Could theropod dinosaurs have evolved to a human level of intelligence? This question is also the title of a study published in The Journal of comparative neurology. The scholars and researchers told: "Noting that some theropod dinosaurs had large brains, large grasping hands, and likely binocular vision, paleontologist Dale Russell suggested that a branch of these dinosaurs might have evolved to a human intelligence level, had dinosaurs not become extinct.
I offer reasons why the likely pallial organization in dinosaurs would have made this improbable, based on four assumptions. First, it is assumed that achieving human intelligence requires evolving an equivalent of the about 200 functionally specialized cortical areas characteristic of humans.
Second, it is assumed that dinosaurs had an avian nuclear type of pallial organization, in contrast to the mammalian cortical organization.Third, it is assumed that the interactions between the different neuron types making up an information processing unit within pallium are critical to its role in analyzing information.
Finally, it is assumed that increasing axonal length between the neuron sets carrying out this operation impairs its efficacy. Based on these assumptions, I present two main reasons why dinosaur pallium might have been unable to add the equivalent of 200 efficiently functioning cortical areas.

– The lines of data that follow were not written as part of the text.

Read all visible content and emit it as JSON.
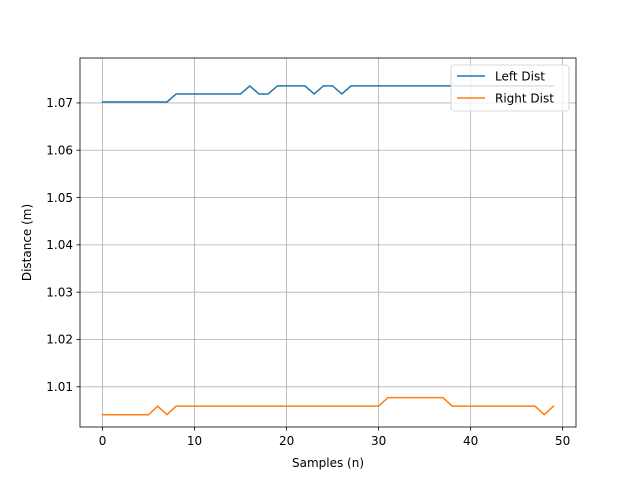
{
  "chart_data": {
    "type": "line",
    "title": "",
    "xlabel": "Samples (n)",
    "ylabel": "Distance (m)",
    "xlim": [
      -2.45,
      51.45
    ],
    "ylim": [
      1.0015,
      1.0795
    ],
    "xticks": [
      0,
      10,
      20,
      30,
      40,
      50
    ],
    "yticks": [
      1.01,
      1.02,
      1.03,
      1.04,
      1.05,
      1.06,
      1.07
    ],
    "ytick_labels": [
      "1.01",
      "1.02",
      "1.03",
      "1.04",
      "1.05",
      "1.06",
      "1.07"
    ],
    "grid": true,
    "legend_position": "top-right",
    "series": [
      {
        "name": "Left Dist",
        "color": "#1f77b4",
        "x": [
          0,
          1,
          2,
          3,
          4,
          5,
          6,
          7,
          8,
          9,
          10,
          11,
          12,
          13,
          14,
          15,
          16,
          17,
          18,
          19,
          20,
          21,
          22,
          23,
          24,
          25,
          26,
          27,
          28,
          29,
          30,
          31,
          32,
          33,
          34,
          35,
          36,
          37,
          38,
          39,
          40,
          41,
          42,
          43,
          44,
          45,
          46,
          47,
          48,
          49
        ],
        "values": [
          1.0702,
          1.0702,
          1.0702,
          1.0702,
          1.0702,
          1.0702,
          1.0702,
          1.0702,
          1.0719,
          1.0719,
          1.0719,
          1.0719,
          1.0719,
          1.0719,
          1.0719,
          1.0719,
          1.0736,
          1.0719,
          1.0719,
          1.0736,
          1.0736,
          1.0736,
          1.0736,
          1.0719,
          1.0736,
          1.0736,
          1.0719,
          1.0736,
          1.0736,
          1.0736,
          1.0736,
          1.0736,
          1.0736,
          1.0736,
          1.0736,
          1.0736,
          1.0736,
          1.0736,
          1.0736,
          1.0736,
          1.0736,
          1.0736,
          1.0736,
          1.0736,
          1.0736,
          1.0736,
          1.0736,
          1.0736,
          1.0736,
          1.0736
        ]
      },
      {
        "name": "Right Dist",
        "color": "#ff7f0e",
        "x": [
          0,
          1,
          2,
          3,
          4,
          5,
          6,
          7,
          8,
          9,
          10,
          11,
          12,
          13,
          14,
          15,
          16,
          17,
          18,
          19,
          20,
          21,
          22,
          23,
          24,
          25,
          26,
          27,
          28,
          29,
          30,
          31,
          32,
          33,
          34,
          35,
          36,
          37,
          38,
          39,
          40,
          41,
          42,
          43,
          44,
          45,
          46,
          47,
          48,
          49
        ],
        "values": [
          1.0041,
          1.0041,
          1.0041,
          1.0041,
          1.0041,
          1.0041,
          1.0059,
          1.0041,
          1.0059,
          1.0059,
          1.0059,
          1.0059,
          1.0059,
          1.0059,
          1.0059,
          1.0059,
          1.0059,
          1.0059,
          1.0059,
          1.0059,
          1.0059,
          1.0059,
          1.0059,
          1.0059,
          1.0059,
          1.0059,
          1.0059,
          1.0059,
          1.0059,
          1.0059,
          1.0059,
          1.0077,
          1.0077,
          1.0077,
          1.0077,
          1.0077,
          1.0077,
          1.0077,
          1.0059,
          1.0059,
          1.0059,
          1.0059,
          1.0059,
          1.0059,
          1.0059,
          1.0059,
          1.0059,
          1.0059,
          1.0041,
          1.0059
        ]
      }
    ]
  }
}
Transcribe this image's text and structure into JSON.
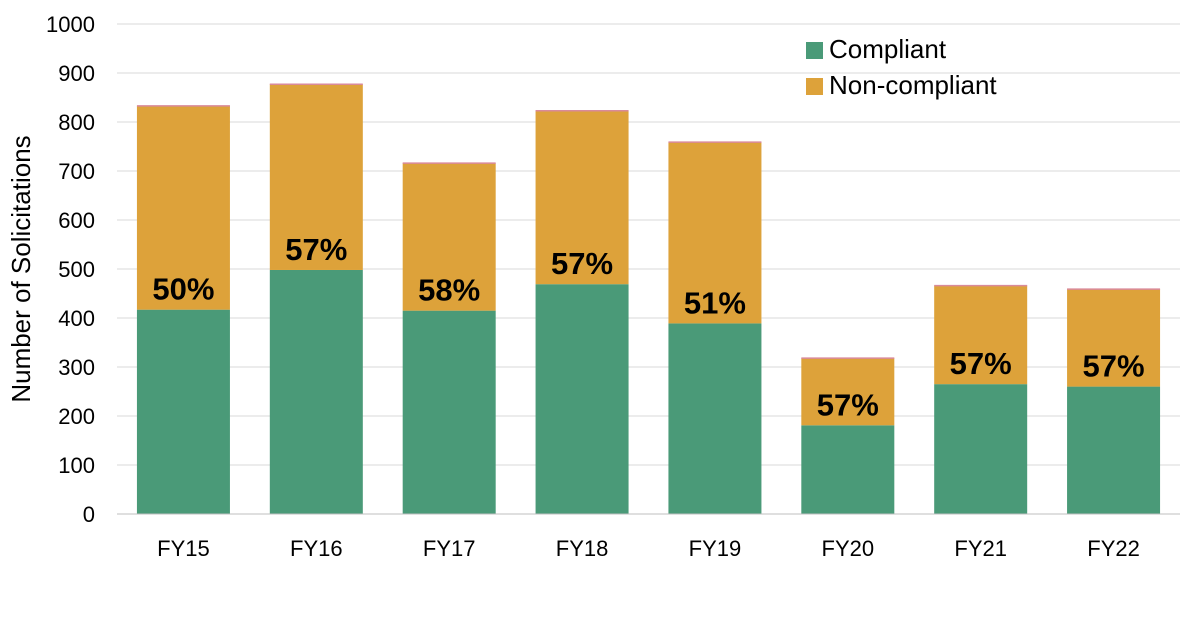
{
  "chart_data": {
    "type": "bar",
    "stacked": true,
    "categories": [
      "FY15",
      "FY16",
      "FY17",
      "FY18",
      "FY19",
      "FY20",
      "FY21",
      "FY22"
    ],
    "series": [
      {
        "name": "Compliant",
        "color": "#4a9a78",
        "values": [
          417,
          498,
          415,
          469,
          389,
          181,
          265,
          260
        ]
      },
      {
        "name": "Non-compliant",
        "color": "#dda23a",
        "values": [
          416,
          379,
          301,
          354,
          370,
          137,
          201,
          199
        ]
      }
    ],
    "data_labels": [
      "50%",
      "57%",
      "58%",
      "57%",
      "51%",
      "57%",
      "57%",
      "57%"
    ],
    "title": "",
    "xlabel": "",
    "ylabel": "Number of Solicitations",
    "ylim": [
      0,
      1000
    ],
    "yticks": [
      0,
      100,
      200,
      300,
      400,
      500,
      600,
      700,
      800,
      900,
      1000
    ],
    "grid": true,
    "legend": "top-right",
    "top_edge_color": "#d98a9a"
  }
}
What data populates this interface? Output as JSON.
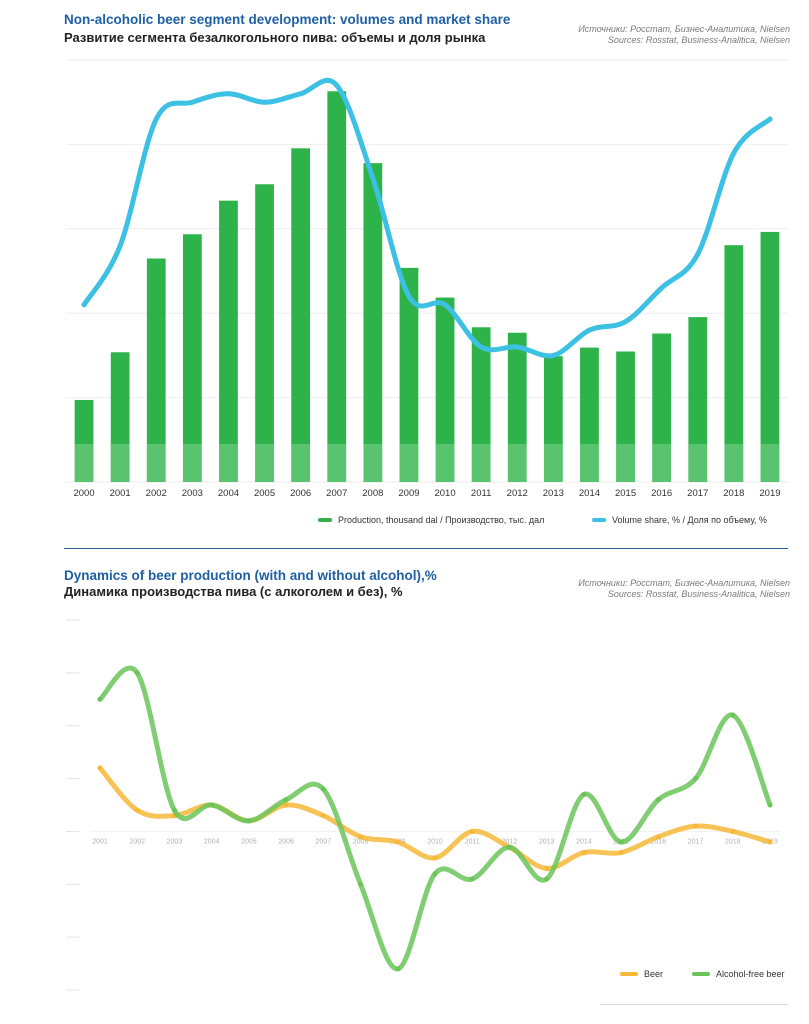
{
  "chart_data": [
    {
      "type": "bar",
      "title": "Non-alcoholic beer segment development: volumes and market share",
      "subtitle": "Развитие сегмента безалкогольного пива: объемы и доля рынка",
      "sources": [
        "Источники: Росстат, Бизнес-Аналитика, Nielsen",
        "Sources: Rosstat, Business-Analitica, Nielsen"
      ],
      "categories": [
        "2000",
        "2001",
        "2002",
        "2003",
        "2004",
        "2005",
        "2006",
        "2007",
        "2008",
        "2009",
        "2010",
        "2011",
        "2012",
        "2013",
        "2014",
        "2015",
        "2016",
        "2017",
        "2018",
        "2019"
      ],
      "series": [
        {
          "name": "Production, thousand dal  /  Производство, тыс. дал",
          "type": "bar",
          "color": "#2db34a",
          "values": [
            1050,
            1660,
            2860,
            3170,
            3600,
            3810,
            4270,
            5000,
            4080,
            2740,
            2360,
            1980,
            1910,
            1610,
            1720,
            1670,
            1900,
            2110,
            3030,
            3200
          ]
        },
        {
          "name": "Volume share, %  /  Доля по объему, %",
          "type": "line",
          "color": "#3cc0e4",
          "values": [
            0.31,
            0.38,
            0.53,
            0.55,
            0.56,
            0.55,
            0.56,
            0.57,
            0.46,
            0.32,
            0.31,
            0.26,
            0.26,
            0.25,
            0.28,
            0.29,
            0.33,
            0.37,
            0.49,
            0.53
          ]
        }
      ],
      "grid": true,
      "legend": "bottom-right"
    },
    {
      "type": "line",
      "title": "Dynamics of beer production (with and without alcohol),%",
      "subtitle": "Динамика производства пива (с алкоголем и без), %",
      "sources": [
        "Источники: Росстат, Бизнес-Аналитика, Nielsen",
        "Sources: Rosstat, Business-Analitica, Nielsen"
      ],
      "x": [
        "2001",
        "2002",
        "2003",
        "2004",
        "2005",
        "2006",
        "2007",
        "2008",
        "2009",
        "2010",
        "2011",
        "2012",
        "2013",
        "2014",
        "2015",
        "2016",
        "2017",
        "2018",
        "2019"
      ],
      "ylim": [
        -30,
        40
      ],
      "series": [
        {
          "name": "Beer",
          "color": "#f7b838",
          "values": [
            12,
            4,
            3,
            5,
            2,
            5,
            3,
            -1,
            -2,
            -5,
            0,
            -3,
            -7,
            -4,
            -4,
            -1,
            1,
            0,
            -2
          ]
        },
        {
          "name": "Alcohol-free beer",
          "color": "#6bc45a",
          "values": [
            25,
            30,
            4,
            5,
            2,
            6,
            8,
            -10,
            -26,
            -8,
            -9,
            -3,
            -9,
            7,
            -2,
            6,
            10,
            22,
            5
          ]
        }
      ],
      "grid": false,
      "legend": "bottom-right"
    }
  ]
}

First, a nuclear pattern of pallial organization would require increasing distances between the neuron groups corresponding to the separate layers of any given mammalian cortical area, as more sets of nuclei equivalent to a cortical area are interposed between the existing sets, increasing axon length and thereby impairing processing efficiency.
Second, because of its nuclear organization, dinosaur pallium could not reduce axon length by folding to bring adjacent areas closer together, as occurs in cerebral cortex." Theropods are a clade of saurischian dinosaurs.

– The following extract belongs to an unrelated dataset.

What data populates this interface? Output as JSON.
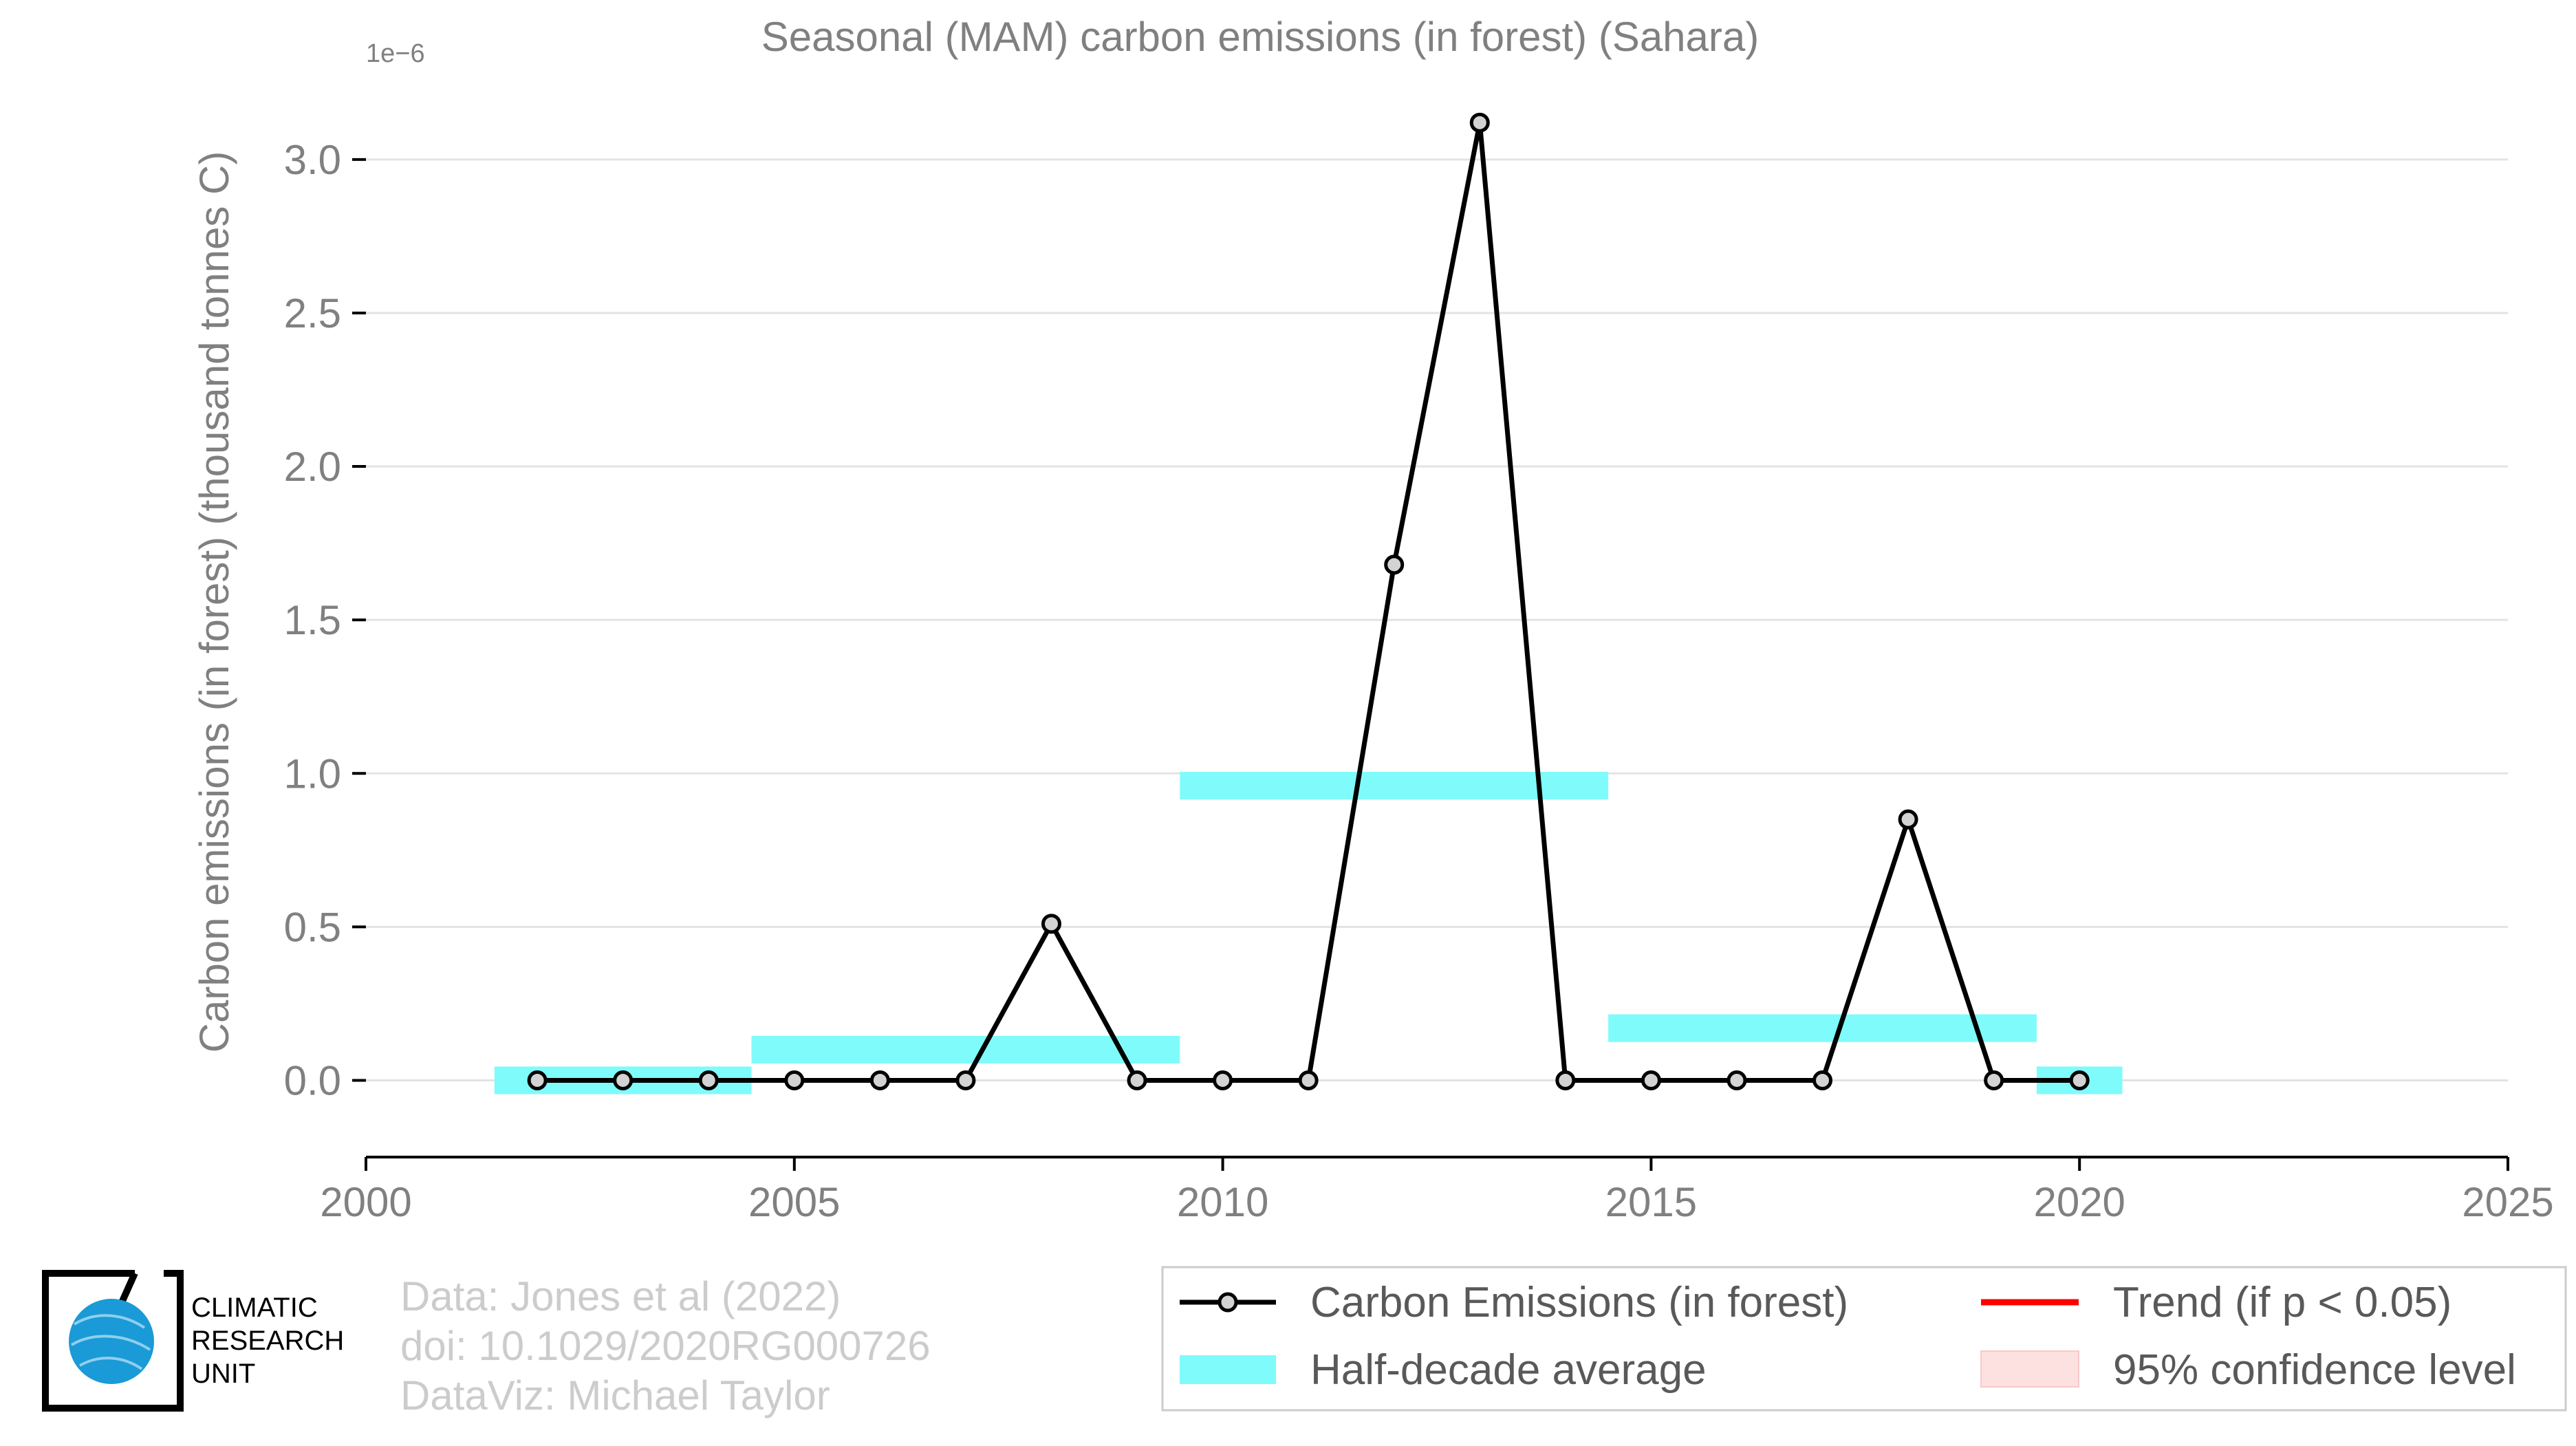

Most were carnivorous, but certain genera evolved into herbivores, omnivores, piscivores, and insectivores. Theropods appeared in the Upper Triassic and included the only large terrestrial carnivores from the Lower Jurassic to the end of the Cretaceous.
Birds appeared during the Upper Jurassic and today there are 10,000 living species. In 2014, scientists published details about how birds evolved from other theropod dinosaurs. Among the traits linking birds with other theropod dinosaurs are the forcula, air sacs, brooding of eggs and plumage, especially in coelurosaurs but also in other clades, since the simple feather is an ancestral trait common to all the ornithodires.